Journal of Cutaneous Pathology
- Discipline: Dermatopathology
- Language: English
- Edited by: Adam I. Rubin

Publication details
- History: 1974–present
- Publisher: John Wiley & Sons
- Frequency: Monthly
- Open access: Hybrid
- License: Creative Commons licenses
- Impact factor: 1.2 (2025)

Standard abbreviations
- ISO 4: J. Cutan. Pathol.

Indexing
- ISSN: 0303-6987 (print) 1600-0560 (web)

Links
- Journal homepage;

= Journal of Cutaneous Pathology =

Academic journal

The Journal of Cutaneous Pathology (JCP) is a peer-reviewed medical journal covering all aspects of dermatopathology, published by John Wiley & Sons. Established in 1974, it is the official journal of the American Society of Dermatopathology.

== Scope ==

Research areas covered include dermatology, pathology, histopathology, molecular pathology, and dermatopathology.
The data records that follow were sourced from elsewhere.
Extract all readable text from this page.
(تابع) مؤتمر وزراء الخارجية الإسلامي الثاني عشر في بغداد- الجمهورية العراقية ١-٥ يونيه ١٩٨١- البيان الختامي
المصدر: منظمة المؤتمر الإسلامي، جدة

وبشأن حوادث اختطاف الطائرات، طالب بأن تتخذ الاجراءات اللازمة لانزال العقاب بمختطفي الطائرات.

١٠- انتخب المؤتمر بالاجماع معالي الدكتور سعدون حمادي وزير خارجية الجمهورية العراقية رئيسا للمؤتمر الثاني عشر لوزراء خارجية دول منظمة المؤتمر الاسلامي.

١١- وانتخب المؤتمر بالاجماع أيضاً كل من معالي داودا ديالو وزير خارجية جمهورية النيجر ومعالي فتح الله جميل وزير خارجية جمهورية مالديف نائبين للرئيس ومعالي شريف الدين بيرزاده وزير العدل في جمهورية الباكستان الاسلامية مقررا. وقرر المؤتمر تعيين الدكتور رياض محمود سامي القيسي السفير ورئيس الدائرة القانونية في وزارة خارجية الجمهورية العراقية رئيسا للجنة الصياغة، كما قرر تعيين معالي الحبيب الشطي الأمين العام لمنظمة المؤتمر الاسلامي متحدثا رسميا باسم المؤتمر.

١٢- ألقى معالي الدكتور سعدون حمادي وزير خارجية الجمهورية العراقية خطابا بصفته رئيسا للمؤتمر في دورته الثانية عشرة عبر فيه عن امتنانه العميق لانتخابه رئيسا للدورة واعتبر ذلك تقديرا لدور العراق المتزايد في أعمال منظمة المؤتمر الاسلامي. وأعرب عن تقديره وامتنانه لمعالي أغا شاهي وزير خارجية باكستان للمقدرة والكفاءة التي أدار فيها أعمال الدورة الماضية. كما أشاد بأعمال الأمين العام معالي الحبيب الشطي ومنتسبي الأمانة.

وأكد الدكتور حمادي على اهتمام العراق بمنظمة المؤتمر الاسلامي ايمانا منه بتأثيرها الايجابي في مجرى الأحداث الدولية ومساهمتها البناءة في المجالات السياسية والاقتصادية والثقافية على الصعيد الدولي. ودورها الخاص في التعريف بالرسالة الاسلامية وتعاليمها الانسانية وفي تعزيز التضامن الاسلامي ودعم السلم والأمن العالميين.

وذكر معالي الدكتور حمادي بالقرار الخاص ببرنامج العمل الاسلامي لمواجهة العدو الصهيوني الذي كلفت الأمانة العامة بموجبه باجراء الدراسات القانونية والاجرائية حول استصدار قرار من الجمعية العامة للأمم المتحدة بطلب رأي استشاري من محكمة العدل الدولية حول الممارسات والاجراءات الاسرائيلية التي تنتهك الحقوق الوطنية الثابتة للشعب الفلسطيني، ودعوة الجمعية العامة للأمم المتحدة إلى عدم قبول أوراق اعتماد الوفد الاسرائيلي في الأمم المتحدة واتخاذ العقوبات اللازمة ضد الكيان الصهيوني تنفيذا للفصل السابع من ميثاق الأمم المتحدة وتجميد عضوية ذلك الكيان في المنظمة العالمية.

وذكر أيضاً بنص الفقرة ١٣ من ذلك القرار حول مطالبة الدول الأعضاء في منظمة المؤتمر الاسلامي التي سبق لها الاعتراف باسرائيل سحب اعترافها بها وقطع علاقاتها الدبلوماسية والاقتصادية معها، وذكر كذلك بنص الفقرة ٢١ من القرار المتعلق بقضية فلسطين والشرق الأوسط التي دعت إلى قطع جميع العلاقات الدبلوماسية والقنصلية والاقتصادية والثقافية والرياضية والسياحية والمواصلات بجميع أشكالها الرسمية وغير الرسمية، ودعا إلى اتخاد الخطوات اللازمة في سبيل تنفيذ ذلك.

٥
The journal leads in research output on certain skin malignancies, including cutaneous squamous cell carcinoma and dermatofibrosarcoma protuberans, and is also a publication venue for common skin lesions such as dysplastic nevi. Article types include reviews, original research, case reports, correspondence, and perspective pieces.

== Indexing and impact factor ==
The journal is abstracted and indexed in Science Citation Index, PubMed, and MEDLINE. According to the Journal Citation Reports (2026 release), its 2025 impact factor is 1.2.